Snow-covered tracks and grass field!
The morning that it first snowed, my friend and I excitedly ran out to walk in the snow despite having woken up just a few minutes earlier.
Winter Is Coming

For most of Swedes, this is a phrase of impending coldness accompanied by a never-ending darkness. Because Sweden is a country farther north than most European countries, the sun rises later during the day and sets early in the afternoon (during the winter season). Although we’re not at the high-point of winter yet, I can already notice the increasing ratio of dark time versus daylight time.

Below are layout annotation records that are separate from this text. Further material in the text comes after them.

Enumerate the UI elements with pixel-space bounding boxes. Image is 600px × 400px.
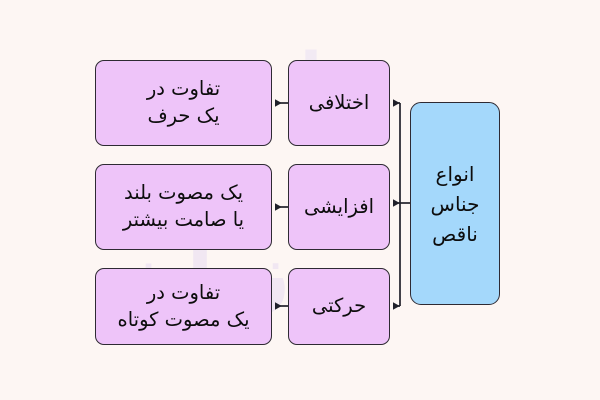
diagram-canvas: زبان را انواع جناس ناقص اختلافی [0,0,600,400]
detail-node-harekati[interactable]: تفاوت در یک مصوت کوتاه [95,268,272,345]
detail-node-afzayeshi[interactable]: یک مصوت بلند یا صامت بیشتر [95,164,272,250]
root-node[interactable]: انواع جناس ناقص [410,102,500,305]
category-node-afzayeshi[interactable]: افزایشی [288,164,390,250]
category-node-harekati[interactable]: حرکتی [288,268,390,345]
category-node-ekhtelafi[interactable]: اختلافی [288,60,390,146]
detail-node-ekhtelafi[interactable]: تفاوت در یک حرف [95,60,272,146]
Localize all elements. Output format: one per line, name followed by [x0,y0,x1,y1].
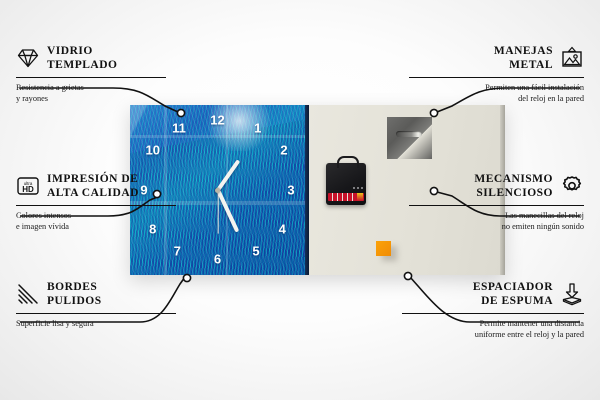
mechanism-red-label [328,193,364,201]
ultra-hd-icon: ultra HD [16,174,40,198]
clock-numeral-12: 12 [210,114,224,127]
clock-numeral-3: 3 [287,184,294,197]
feature-rule [402,313,584,314]
clock-numeral-5: 5 [252,245,259,258]
feature-rule [16,77,166,78]
feature-title-line1: VIDRIO [47,44,117,58]
feature-rule [16,313,176,314]
second-hand [217,190,218,234]
feature-heading: ultra HD IMPRESIÓN DE ALTA CALIDAD [16,172,176,201]
orange-foam-spacer [376,241,391,256]
feature-title-line2: DE ESPUMA [473,294,553,308]
feature-rule [409,77,584,78]
feature-title-line1: IMPRESIÓN DE [47,172,139,186]
svg-text:HD: HD [22,185,34,194]
feature-subtitle: Permiten una fácil instalación del reloj… [409,82,584,104]
feature-title-line1: BORDES [47,280,102,294]
feature-vidrio-templado[interactable]: VIDRIO TEMPLADO Resistencia a grietas y … [16,44,166,105]
feature-manejas-metal[interactable]: MANEJAS METAL Permiten una fácil instala… [409,44,584,105]
feature-title-line1: ESPACIADOR [473,280,553,294]
framed-picture-hanger-icon [560,46,584,70]
feature-bordes-pulidos[interactable]: BORDES PULIDOS Superficie lisa y segura [16,280,176,329]
feature-title-line2: ALTA CALIDAD [47,186,139,200]
infographic-canvas: 12 1 2 3 4 5 6 7 8 9 10 11 [0,0,600,400]
metal-hanger-plate [387,117,432,159]
feature-title-line2: METAL [494,58,553,72]
feature-heading: MECANISMO SILENCIOSO [409,172,584,201]
feature-heading: ESPACIADOR DE ESPUMA [402,280,584,309]
feature-subtitle: Colores intensos e imagen vívida [16,210,176,232]
feature-subtitle: Resistencia a grietas y rayones [16,82,166,104]
clock-numeral-11: 11 [172,122,186,135]
polished-edge-icon [16,282,40,306]
feature-title-line2: PULIDOS [47,294,102,308]
diamond-icon [16,46,40,70]
clock-numeral-6: 6 [214,253,221,266]
clock-numeral-2: 2 [280,144,287,157]
feature-heading: VIDRIO TEMPLADO [16,44,166,73]
feature-title-line2: SILENCIOSO [474,186,553,200]
feature-title-line1: MECANISMO [474,172,553,186]
feature-subtitle: Superficie lisa y segura [16,318,176,329]
clock-numeral-4: 4 [279,223,286,236]
connector-dot-bordes [183,274,190,281]
gear-icon [560,174,584,198]
feature-espaciador-de-espuma[interactable]: ESPACIADOR DE ESPUMA Permite mantener un… [402,280,584,341]
clock-numeral-1: 1 [254,122,261,135]
foam-spacer-arrow-icon [560,282,584,306]
feature-subtitle: Las manecillas del reloj no emiten ningú… [409,210,584,232]
hour-hand [216,159,240,191]
feature-rule [16,205,176,206]
mechanism-hanging-loop [337,156,359,168]
mechanism-markings [353,187,363,189]
hanger-slot [396,131,422,137]
quartz-mechanism-box [326,163,366,205]
feature-mecanismo-silencioso[interactable]: MECANISMO SILENCIOSO Las manecillas del … [409,172,584,233]
feature-rule [409,205,584,206]
clock-center-pivot [215,188,220,193]
clock-numeral-10: 10 [146,144,160,157]
feature-impresion-alta-calidad[interactable]: ultra HD IMPRESIÓN DE ALTA CALIDAD Color… [16,172,176,233]
feature-heading: BORDES PULIDOS [16,280,176,309]
feature-subtitle: Permite mantener una distancia uniforme … [402,318,584,340]
minute-hand [216,189,239,232]
clock-numeral-7: 7 [174,245,181,258]
feature-heading: MANEJAS METAL [409,44,584,73]
feature-title-line2: TEMPLADO [47,58,117,72]
feature-title-line1: MANEJAS [494,44,553,58]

At first, the thought of having to stay indoors all the time (because it’s too cold to go outside) was ideal for a self-proclaimed introvert such as myself. However, having experienced roughly two weeks of almost zero sunlight exposure drove me crazy. I started to develop occasional symptoms of dizziness, mild headaches, and slight lost of appetite.

During orientation at the beginning of the semester, I remember the Health Services administration gave a presentation on the services they offer. One of them was a Lightroom available for students who may need light therapy during the dark winter. I thought to myself, as cool as it may sound I don’t think I’ll ever need to use light therapy.

But now I may have to pay them a visit soon. I did not realize that there were such negative repercussions that came with the romanticized ‘winter wonderland’ image I had in my head. Winter wasn’t such an exciting time for Swedes as it was for me, but now I’m beginning to understand why it is so. I can only imagine how rough it would get in the future as we approach Christmas winter in December.

Could This Be Why?

After thinking about this for a while, I came to realize something. Swedes are known for their emphasis in respecting others of their personal space as well as expecting others to respect theirs. Most Swedes I’ve come in contact with have somewhat quiet personalities and are very private individuals.

At first I thought it may have been because of their social unwritten rules of Jantelagen, but now I’m thinking, could it be because of the winter weather? Because it’s often cold and dark for so long each year, most people would opt to stay in their home and engage in mostly indoor activities.

If this is how they spend their days for majority of the year (due to prolonged winter), I wonder if it could explain why most Swedes are such private individuals. This is only a rough speculation made from an outsider so it may not be correct, but I can’t help but wonder if environmental factors such as geographical location and meteorological state could affect a person’s behavior and personality.

Although the sky seems bright blue, there was barely enough light to make out the path I was walking on. This picture was taken around 5pm.